The U.S. Supreme Court declared on Monday it would send the Fisher v. University of Texas at Austin case back to the Fifth Circuit Court of Appeals for review. In a 7-1 ruling, the court upheld the University of Texas’ decision to use race in the admissions process.
However, SCOTUS compelled the lower court to further elaborate the need for affirmative action and discover if using race is the only way to achieve UT-Austin’s mission of a diverse student body.
The case originated from a 2008 lawsuit against the University of Texas-Austin by Abigail Noel Fisher, a then-high school senior from Sugar Land, Texas after her college application was rejected. Fisher claimed the university’s use of race in its general admission process disadvantaged her as a white student, citing that the statute favored what she perceived to be less qualified students of color for admission.
UT-Austin defended its admission practices, stating that Fisher did not qualify for the automatic admission of the state’s high school students in the top ten percent of their classes, leading her to the general admission pool which evaluates UT hopefuls on a case-by-case basis.
The university also stated that its policy considered race as one of many factors, such as test scores, extracurricular activities, and leadership experience, all in the interest of creating a diverse student body.
Affirmative action is no stranger to the Supreme Court. In 2003, the Supreme Court upheld the University of Michigan Law School’s use of race in its admissions process in Grutter v. Bollinger. The court stated the practice ensures underrepresented students of color — who otherwise would not be equally represented in the incoming class due to historical discrimination — are present in meaningful numbers in the student body.
Ten years later, however, the pressure was placed on the lower courts to evaluate if race was truly necessary to create a holistic student body.
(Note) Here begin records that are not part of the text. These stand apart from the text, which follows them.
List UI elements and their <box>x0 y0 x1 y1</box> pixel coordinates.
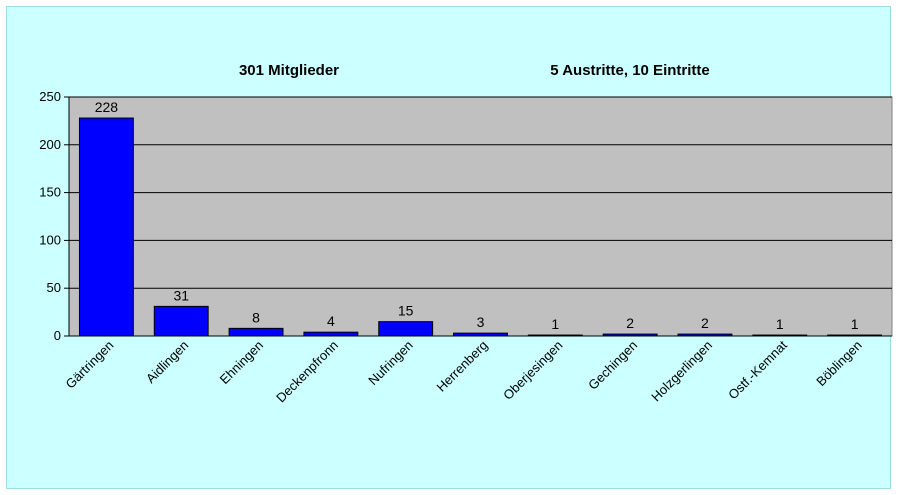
x-tick-label: Nufringen <box>365 338 415 388</box>
data-label: 31 <box>173 287 189 303</box>
bar <box>153 305 209 337</box>
bar <box>78 117 134 337</box>
y-axis-ticks: 0 50 100 150 200 250 <box>39 89 69 343</box>
data-label: 1 <box>551 316 559 332</box>
x-tick-label: Deckenpfronn <box>273 338 341 406</box>
bar <box>378 321 434 337</box>
x-tick-label: Holzgerlingen <box>648 338 715 405</box>
gridlines <box>69 96 892 289</box>
x-tick-label: Herrenberg <box>434 338 491 395</box>
x-axis-labels: Gärtringen Aidlingen Ehningen Deckenpfronn N… <box>62 337 864 405</box>
y-tick-label: 200 <box>39 137 61 152</box>
y-tick-label: 50 <box>47 280 61 295</box>
x-tick-label: Ostf.-Kemnat <box>725 337 790 402</box>
data-label: 8 <box>252 309 260 325</box>
data-label: 1 <box>851 316 859 332</box>
data-label: 2 <box>701 315 709 331</box>
data-label: 228 <box>95 99 119 115</box>
bar <box>303 331 359 337</box>
x-tick-label: Ehningen <box>217 338 266 387</box>
y-tick-label: 0 <box>54 328 61 343</box>
data-label: 15 <box>398 303 414 319</box>
data-label: 4 <box>327 313 335 329</box>
x-tick-label: Böblingen <box>813 338 864 389</box>
axes <box>68 97 892 337</box>
chart-subtitle: 5 Austritte, 10 Eintritte <box>550 62 709 79</box>
data-label: 1 <box>776 316 784 332</box>
plot-area <box>68 96 893 337</box>
data-label: 2 <box>626 315 634 331</box>
x-tick-label: Gärtringen <box>62 338 116 392</box>
x-tick-label: Oberjesingen <box>500 338 565 403</box>
x-tick-label: Aidlingen <box>143 338 191 386</box>
y-tick-label: 250 <box>39 89 61 104</box>
x-tick-label: Gechingen <box>585 338 640 393</box>
y-tick-label: 100 <box>39 232 61 247</box>
y-tick-label: 150 <box>39 185 61 200</box>
bars <box>78 117 883 337</box>
data-label: 3 <box>477 314 485 330</box>
chart-title: 301 Mitglieder <box>239 62 339 79</box>
bar <box>228 327 284 337</box>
In the court’s ruling, Justice Anthony Kennedy stated:
“Strict scrutiny [of the policy] imposes on the university the ultimate burden of demonstrating, before turning to racial classification, that available, workable race-neutral alternatives do not suffice.”
Justice Ruth Bader Ginsburg was the lone dissenter. She argues:
“I would not return this case for a second look. As the thorough opinions below show, the University’s admissions policy flexibly considers race only as a “factor of a factor of a factor of a factor” in the calculus…”
With 78 percent of Americans opposing the use of race in college admission standards, according to an ABC News/Washington Post poll, the thought of a potentially biased evaluation process poses a threat to the millions of higher education hopefuls competing for narrowing spots at premier universities in America.
White students are, at least, twice as likely to enroll in college than their Black and Latino counterparts. Proponents of affirmative action say the practice ensures that systematic and historic disadvantages that cause students of color to enroll in lower numbers do not serve as a barrier to their higher education goals.